The same goes if supervisors continue to hone their leadership skills. Employee turnover is typically caused as much by the relationship with the first line supervisor and working conditions in general as it is by wages, etc. Southwest Airlines would not exist were that not true. Neither would a couple of other companies I can think of. Go look at "The 100 Best Places to Work" and see that relatively few of them cite "the highest pay and best benefits in the area." This isn’t to say that they do not offer fair, competitive compensation. But compensation, in general, is a relatively poor indicator of job satisfaction. Far more important is a daily demonstration that someone cares and is committed to the Team Member’s success.

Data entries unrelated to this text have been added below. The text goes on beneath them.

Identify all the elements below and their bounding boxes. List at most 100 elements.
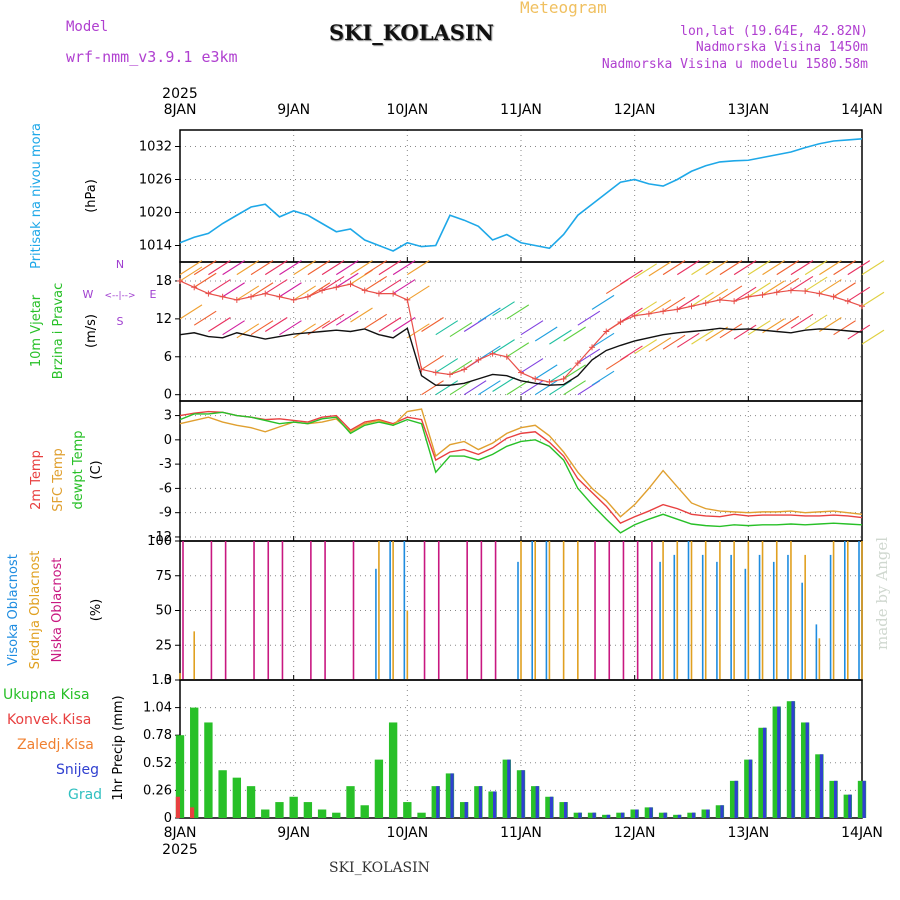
wind-barb [790,275,814,291]
temp-ylabel-dewpt: dewpt Temp [71,430,86,509]
wind-barb [208,279,231,295]
x-tick-label-bottom: 13JAN [727,825,769,841]
precip-snow-bar [862,780,866,818]
y-tick-label: 50 [155,604,172,619]
y-tick-label: 1026 [139,173,172,188]
precip-snow-bar [734,780,738,818]
wind-barb [733,260,757,276]
wind-barb [648,337,672,353]
precip-conv-bar [190,807,195,818]
wind-barb [748,260,771,276]
precip-legend-4: Grad [68,787,102,803]
wind-barb [378,260,402,276]
wind-barb [179,304,203,320]
wind-barb [193,272,217,288]
precip-total-bar [829,780,838,818]
wind-barb [819,279,842,295]
wind-barb [335,310,359,326]
wind-ylabel-1: 10m Vjetar [29,294,44,367]
precip-legend-0: Ukupna Kisa [3,687,90,703]
wind-barb [250,282,274,298]
wind-barb [804,314,828,330]
year-label-bottom: 2025 [162,842,198,858]
wind-barb [279,320,302,336]
pressure-unit-label: (hPa) [84,179,99,213]
wind-barb [293,260,316,276]
wind-barb [264,279,288,295]
precip-total-bar [758,727,767,818]
wind-barb [208,317,231,332]
wind-barb [435,320,459,336]
y-tick-label: 75 [155,569,172,584]
precip-total-bar [658,812,668,818]
y-tick-label: 0.26 [143,783,172,798]
precip-total-bar [190,707,199,818]
y-tick-label: 12 [155,312,172,327]
precip-total-bar [772,706,781,818]
compass-e: E [150,288,157,301]
precip-total-bar [744,759,753,818]
wind-barb [847,260,871,276]
wind-barb [648,261,672,277]
wind-barb [705,260,729,276]
wind-barb [563,326,586,342]
precip-legend-1: Konvek.Kisa [7,712,91,728]
precip-total-bar [175,735,185,818]
precip-total-bar [559,802,568,818]
x-tick-label-top: 9JAN [277,102,310,118]
precip-snow-bar [606,814,611,818]
wind-barb [691,291,714,307]
wind-barb [634,339,657,355]
lonlat-label: lon,lat (19.64E, 42.82N) [680,24,868,39]
y-tick-label: 1014 [139,239,172,254]
pressure-ylabel: Pritisak na nivou mora [29,123,44,269]
precip-snow-bar [549,796,554,818]
precip-snow-bar [791,701,795,818]
wind-barb [307,260,331,276]
wind-barb [520,358,544,374]
wind-barb [733,286,757,302]
precip-total-bar [289,796,298,818]
wind-barb [549,367,572,383]
wind-barb [435,380,459,396]
precip-total-bar [602,814,611,818]
y-tick-label: 0 [164,673,172,688]
x-tick-label-top: 11JAN [500,102,542,118]
wind-barb [236,285,260,301]
wind-barb [321,313,345,329]
precip-snow-bar [620,812,625,818]
wind-barb [193,260,217,276]
precip-total-bar [729,780,739,818]
wind-barb [577,348,601,364]
precip-total-bar [701,809,710,818]
precip-snow-bar [834,780,838,818]
cloud-ylabel-low: Niska Oblacnost [50,558,65,663]
wind-barb [719,285,743,301]
wind-barb [620,269,643,285]
temp-2m-line [179,410,863,525]
wind-barb [208,260,231,276]
x-tick-label-bottom: 14JAN [841,825,883,841]
wind-barb [790,313,814,329]
precip-total-bar [431,786,440,818]
wind-barb [591,332,615,348]
precip-total-bar [502,759,511,818]
precip-snow-bar [464,802,468,818]
model-version: wrf-nmm_v3.9.1 e3km [66,48,238,66]
wind-barb [293,323,316,339]
precip-total-bar [445,773,455,818]
precip-snow-bar [507,759,511,818]
wind-barb [861,329,885,345]
precip-snow-bar [748,759,753,818]
wind-barb [804,276,828,292]
wind-barb [776,277,800,293]
wind-barb [506,342,530,358]
panel-temperature: -12 -9 -6 -3 0 3 [151,400,863,545]
wind-barb [733,324,757,340]
wind-barb [236,323,260,339]
wind-barb [549,380,572,396]
precip-total-bar [459,802,469,818]
precip-total-bar [346,786,355,818]
wind-barb [392,279,416,295]
wind-barb [591,294,615,310]
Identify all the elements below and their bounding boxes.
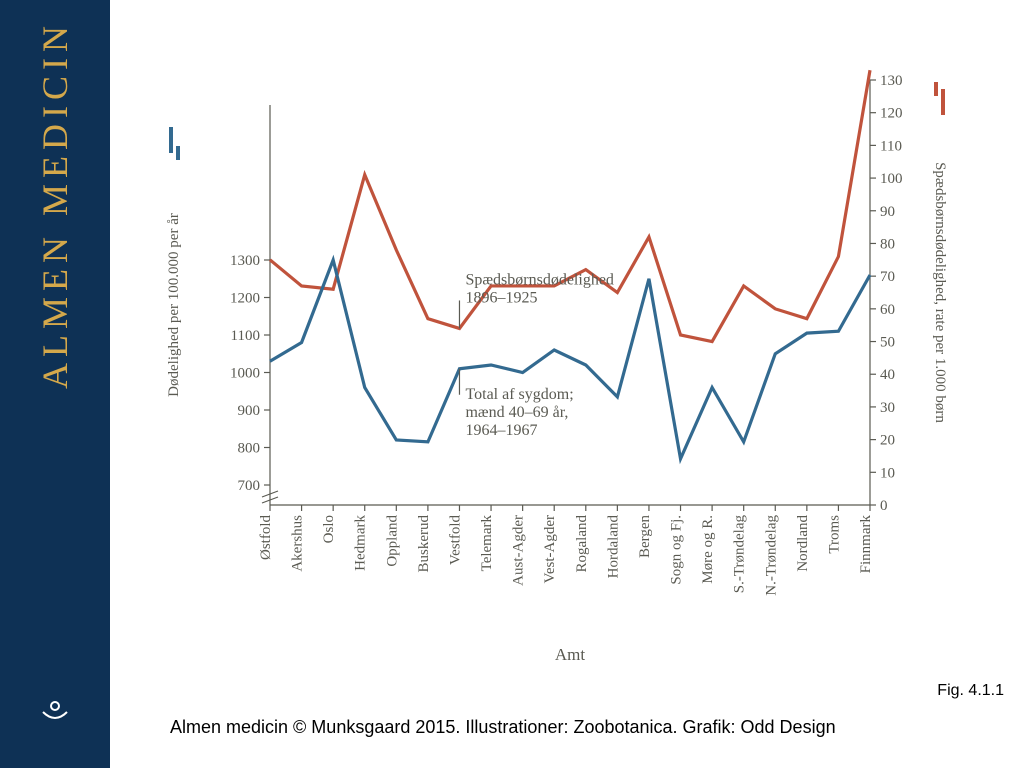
left-tick-label: 1300 — [230, 253, 260, 269]
x-tick-label: Vest-Agder — [542, 515, 558, 583]
right-tick-label: 20 — [880, 433, 895, 449]
annotation-total-1: Total af sygdom; — [465, 386, 573, 403]
left-axis-title: Dødelighed per 100.000 per år — [166, 213, 182, 397]
x-tick-label: Nordland — [795, 515, 811, 572]
sidebar: ALMEN MEDICIN — [0, 0, 110, 768]
annotation-infant: Spædsbørnsdødelighed — [465, 271, 613, 288]
right-tick-label: 80 — [880, 236, 895, 252]
left-tick-label: 800 — [238, 441, 261, 457]
right-tick-label: 70 — [880, 269, 895, 285]
x-tick-label: S.-Trøndelag — [732, 515, 748, 594]
right-tick-label: 100 — [880, 171, 903, 187]
caption: Almen medicin © Munksgaard 2015. Illustr… — [170, 717, 836, 738]
x-tick-label: Vestfold — [447, 515, 463, 565]
x-tick-label: Oppland — [384, 515, 400, 567]
left-tick-label: 1200 — [230, 291, 260, 307]
right-tick-label: 60 — [880, 302, 895, 318]
right-tick-label: 110 — [880, 138, 902, 154]
right-tick-label: 50 — [880, 335, 895, 351]
publisher-icon — [40, 698, 70, 728]
left-tick-label: 700 — [238, 478, 261, 494]
right-tick-label: 0 — [880, 498, 888, 514]
x-tick-label: Buskerud — [416, 515, 432, 573]
x-tick-label: Sogn og Fj. — [669, 515, 685, 585]
annotation-total-2: mænd 40–69 år, — [465, 404, 568, 421]
left-tick-label: 1100 — [231, 328, 260, 344]
x-tick-label: Østfold — [258, 515, 274, 561]
x-tick-label: N.-Trøndelag — [763, 515, 779, 596]
x-tick-label: Hedmark — [353, 515, 369, 571]
right-tick-label: 120 — [880, 106, 903, 122]
right-tick-label: 40 — [880, 367, 895, 383]
x-tick-label: Troms — [826, 515, 842, 554]
sidebar-title-text: ALMEN MEDICIN — [34, 20, 76, 389]
mortality-chart: 700 800 900 1000 1100 1200 1300 0 10 20 30 40 50 60 70… — [150, 30, 990, 690]
series-0 — [270, 70, 870, 341]
right-tick-label: 90 — [880, 204, 895, 220]
x-tick-label: Aust-Agder — [511, 515, 527, 586]
x-tick-label: Oslo — [321, 515, 337, 543]
x-tick-label: Hordaland — [605, 515, 621, 579]
right-tick-label: 130 — [880, 73, 903, 89]
x-axis-label: Amt — [555, 645, 586, 664]
right-tick-label: 30 — [880, 400, 895, 416]
x-tick-label: Møre og R. — [700, 515, 716, 584]
annotation-total-3: 1964–1967 — [465, 422, 537, 439]
x-tick-label: Akershus — [290, 515, 306, 572]
x-tick-label: Rogaland — [574, 515, 590, 573]
figure-number: Fig. 4.1.1 — [937, 682, 1004, 700]
left-tick-label: 900 — [238, 403, 261, 419]
sidebar-title: ALMEN MEDICIN — [20, 20, 90, 580]
left-tick-label: 1000 — [230, 366, 260, 382]
x-tick-label: Telemark — [479, 515, 495, 572]
annotation-infant-years: 1896–1925 — [465, 289, 537, 306]
series-1 — [270, 260, 870, 459]
right-tick-label: 10 — [880, 465, 895, 481]
x-tick-label: Finnmark — [858, 515, 874, 574]
right-axis-title: Spædsbørnsdødelighed, rate per 1.000 bør… — [932, 162, 948, 423]
x-tick-label: Bergen — [637, 515, 653, 559]
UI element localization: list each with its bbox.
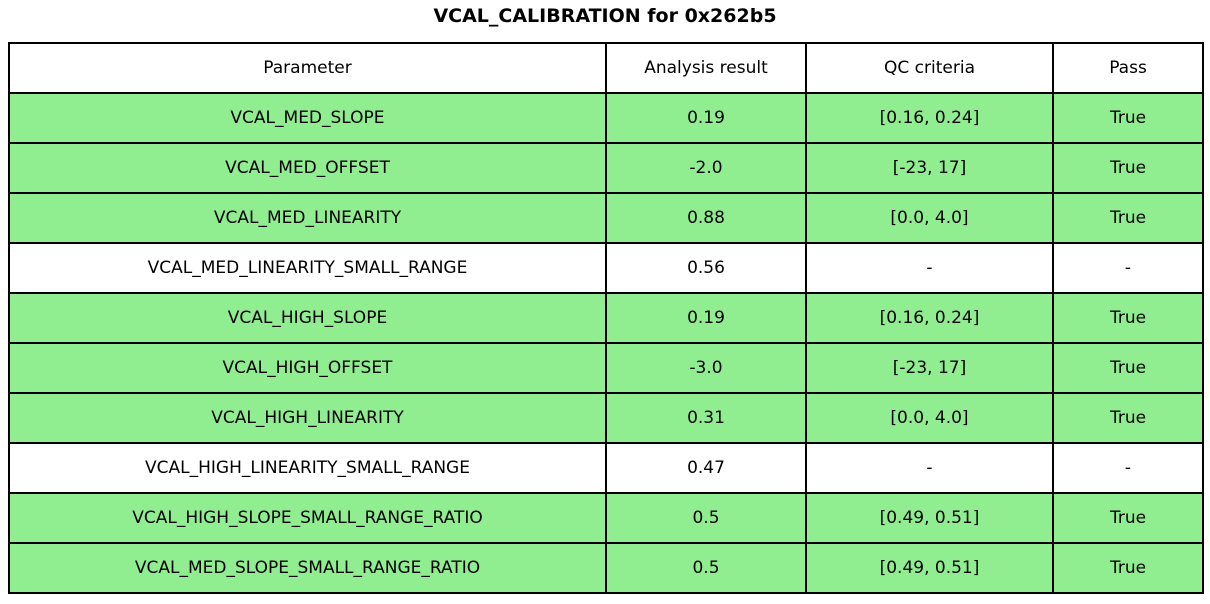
analysis-result-cell: 0.19 [605,92,807,144]
table-row: VCAL_HIGH_SLOPE 0.19 [0.16, 0.24] True [8,292,1204,344]
pass-cell: True [1052,92,1204,144]
parameter-cell: VCAL_HIGH_OFFSET [8,342,607,394]
qc-criteria-cell: [-23, 17] [805,142,1054,194]
analysis-result-cell: 0.88 [605,192,807,244]
column-header-qc-criteria: QC criteria [805,42,1054,94]
parameter-cell: VCAL_MED_LINEARITY_SMALL_RANGE [8,242,607,294]
header-row: Parameter Analysis result QC criteria Pa… [8,42,1204,94]
parameter-cell: VCAL_HIGH_SLOPE [8,292,607,344]
parameter-cell: VCAL_HIGH_LINEARITY_SMALL_RANGE [8,442,607,494]
table-row: VCAL_HIGH_LINEARITY_SMALL_RANGE 0.47- - [8,442,1204,494]
analysis-result-cell: 0.31 [605,392,807,444]
pass-cell: True [1052,492,1204,544]
parameter-cell: VCAL_MED_OFFSET [8,142,607,194]
analysis-result-cell: 0.5 [605,492,807,544]
table-row: VCAL_MED_SLOPE 0.19 [0.16, 0.24] True [8,92,1204,144]
analysis-result-cell: 0.47 [605,442,807,494]
qc-criteria-cell: [0.49, 0.51] [805,542,1054,594]
table-row: VCAL_HIGH_OFFSET -3.0 [-23, 17] True [8,342,1204,394]
analysis-result-cell: 0.19 [605,292,807,344]
column-header-analysis-result: Analysis result [605,42,807,94]
pass-cell: True [1052,342,1204,394]
parameter-cell: VCAL_MED_LINEARITY [8,192,607,244]
pass-cell: - [1052,442,1204,494]
analysis-result-cell: 0.56 [605,242,807,294]
pass-cell: True [1052,392,1204,444]
table-body: VCAL_MED_SLOPE 0.19 [0.16, 0.24] True VCAL_M… [8,92,1204,594]
qc-criteria-cell: [0.49, 0.51] [805,492,1054,544]
qc-criteria-cell: [-23, 17] [805,342,1054,394]
table-row: VCAL_MED_OFFSET -2.0 [-23, 17] True [8,142,1204,194]
pass-cell: True [1052,142,1204,194]
parameter-cell: VCAL_MED_SLOPE [8,92,607,144]
pass-cell: True [1052,192,1204,244]
page-title: VCAL_CALIBRATION for 0x262b5 [433,5,777,27]
pass-cell: - [1052,242,1204,294]
analysis-result-cell: 0.5 [605,542,807,594]
qc-criteria-cell: [0.0, 4.0] [805,192,1054,244]
qc-criteria-cell: - [805,242,1054,294]
table-row: VCAL_HIGH_LINEARITY 0.31 [0.0, 4.0] True [8,392,1204,444]
pass-cell: True [1052,542,1204,594]
qc-criteria-cell: - [805,442,1054,494]
parameter-cell: VCAL_HIGH_SLOPE_SMALL_RANGE_RATIO [8,492,607,544]
table-row: VCAL_MED_LINEARITY_SMALL_RANGE 0.56- - [8,242,1204,294]
parameter-cell: VCAL_HIGH_LINEARITY [8,392,607,444]
column-header-pass: Pass [1052,42,1204,94]
table-header: Parameter Analysis result QC criteria Pa… [8,42,1204,94]
table-row: VCAL_MED_SLOPE_SMALL_RANGE_RATIO 0.5 [0.49… [8,542,1204,594]
column-header-parameter: Parameter [8,42,607,94]
table-row: VCAL_MED_LINEARITY 0.88 [0.0, 4.0] True [8,192,1204,244]
analysis-result-cell: -2.0 [605,142,807,194]
analysis-result-cell: -3.0 [605,342,807,394]
qc-criteria-cell: [0.0, 4.0] [805,392,1054,444]
pass-cell: True [1052,292,1204,344]
table-row: VCAL_HIGH_SLOPE_SMALL_RANGE_RATIO 0.5 [0.4… [8,492,1204,544]
qc-criteria-cell: [0.16, 0.24] [805,92,1054,144]
qc-criteria-cell: [0.16, 0.24] [805,292,1054,344]
qc-results-table: Parameter Analysis result QC criteria Pa… [8,42,1204,594]
parameter-cell: VCAL_MED_SLOPE_SMALL_RANGE_RATIO [8,542,607,594]
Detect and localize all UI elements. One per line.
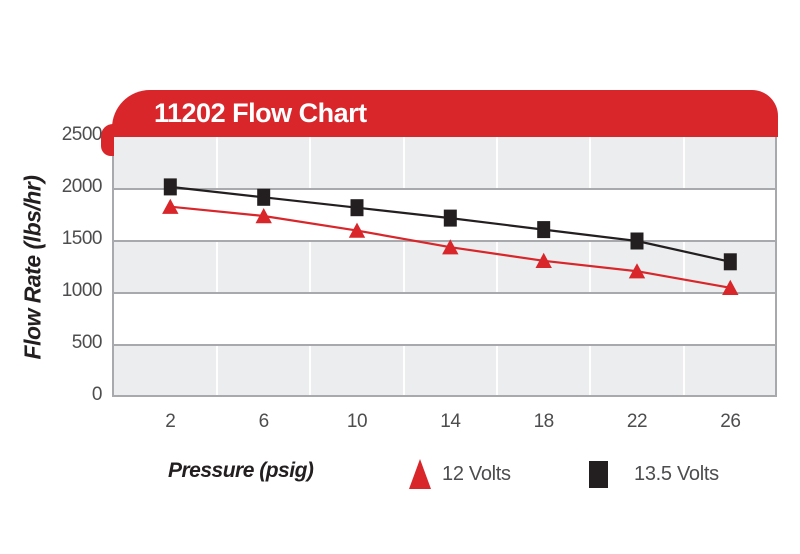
data-point-marker-square bbox=[443, 209, 457, 227]
plot-border-right bbox=[775, 137, 777, 397]
horizontal-gridline bbox=[112, 292, 777, 294]
plot-band bbox=[112, 345, 777, 397]
data-point-marker-triangle bbox=[442, 239, 459, 255]
data-point-marker-triangle bbox=[255, 208, 272, 224]
y-tick-label: 2500 bbox=[61, 124, 103, 145]
horizontal-gridline bbox=[112, 188, 777, 190]
minor-vertical-gridline bbox=[216, 137, 218, 397]
x-axis-label: Pressure (psig) bbox=[168, 459, 314, 482]
banner-left-swoosh bbox=[101, 124, 114, 156]
plot-border-bottom bbox=[112, 395, 777, 397]
y-tick-label: 1000 bbox=[61, 280, 103, 301]
x-tick-label: 22 bbox=[626, 411, 648, 432]
plot-band bbox=[112, 293, 777, 345]
minor-vertical-gridline bbox=[309, 137, 312, 397]
y-tick-label: 500 bbox=[71, 332, 103, 353]
x-tick-label: 14 bbox=[440, 411, 461, 432]
plot-border-left bbox=[112, 137, 114, 397]
y-tick-label: 2000 bbox=[61, 176, 103, 197]
data-point-marker-triangle bbox=[722, 279, 739, 295]
data-point-marker-square bbox=[350, 199, 364, 217]
legend-label-13-5-volts: 13.5 Volts bbox=[634, 463, 719, 485]
data-point-marker-square bbox=[630, 232, 644, 250]
data-point-marker-square bbox=[257, 188, 271, 206]
x-tick-label: 18 bbox=[533, 411, 555, 432]
plot-band bbox=[112, 241, 777, 293]
data-point-marker-triangle bbox=[628, 263, 646, 279]
plot-band bbox=[112, 137, 777, 189]
minor-vertical-gridline bbox=[496, 137, 498, 397]
data-point-marker-square bbox=[537, 221, 551, 239]
data-point-marker-square bbox=[163, 178, 177, 196]
y-tick-label: 1500 bbox=[61, 228, 103, 249]
chart-title-banner: 11202 Flow Chart bbox=[112, 90, 778, 137]
legend-triangle-icon bbox=[409, 459, 431, 489]
y-tick-label: 0 bbox=[91, 384, 103, 405]
x-tick-label: 6 bbox=[258, 411, 270, 432]
minor-vertical-gridline bbox=[682, 137, 685, 397]
series-layer bbox=[162, 178, 739, 295]
plot-area bbox=[112, 137, 777, 397]
data-point-marker-triangle bbox=[348, 222, 366, 238]
horizontal-gridline bbox=[112, 344, 777, 346]
chart-title: 11202 Flow Chart bbox=[154, 98, 367, 128]
data-point-marker-triangle bbox=[162, 198, 179, 214]
minor-vertical-gridline bbox=[402, 137, 405, 397]
legend-label-12-volts: 12 Volts bbox=[442, 463, 511, 485]
data-point-marker-square bbox=[723, 253, 737, 271]
x-tick-label: 10 bbox=[346, 411, 368, 432]
legend-square-icon bbox=[589, 461, 608, 488]
x-tick-label: 26 bbox=[720, 411, 741, 432]
horizontal-gridline bbox=[112, 240, 777, 242]
data-point-marker-triangle bbox=[535, 252, 552, 268]
x-tick-label: 2 bbox=[165, 411, 176, 432]
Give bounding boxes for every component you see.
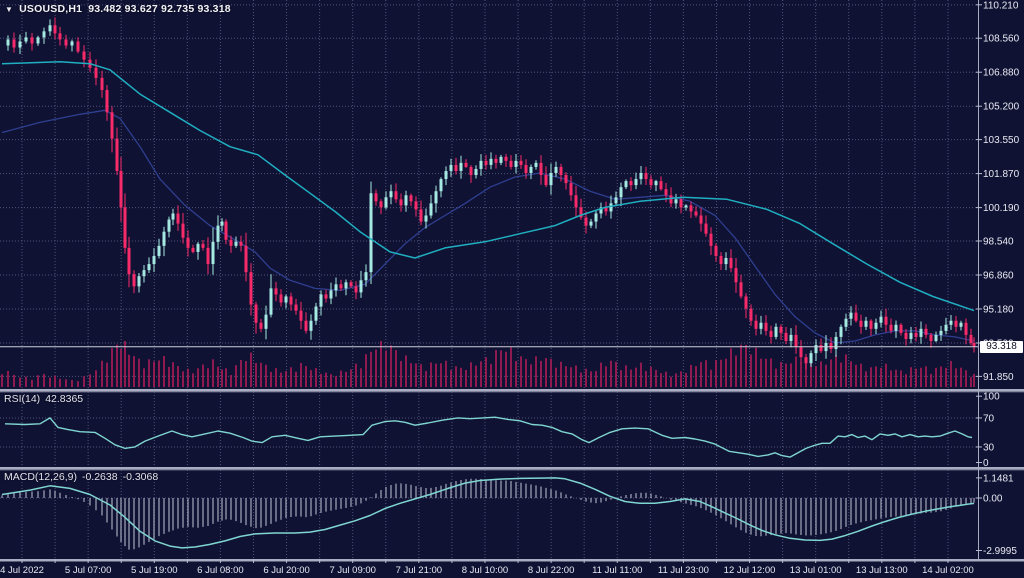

If they really like TWI Job Instruction, they might be attracted to Job Relations – standard work for supervisors (first line leaders) for people issues. The TWI Institute has also just launched a new program called Job Safety. This isn’t one of the original TWI classes, but it was put together by experts I know and trust, and from what I have read, it follows the same reliable method format.

With all of that, perhaps the owners will be convinced that a competitive compensation program is a way to say "Thank you" to a great team that busts their butts to keep the customers happy.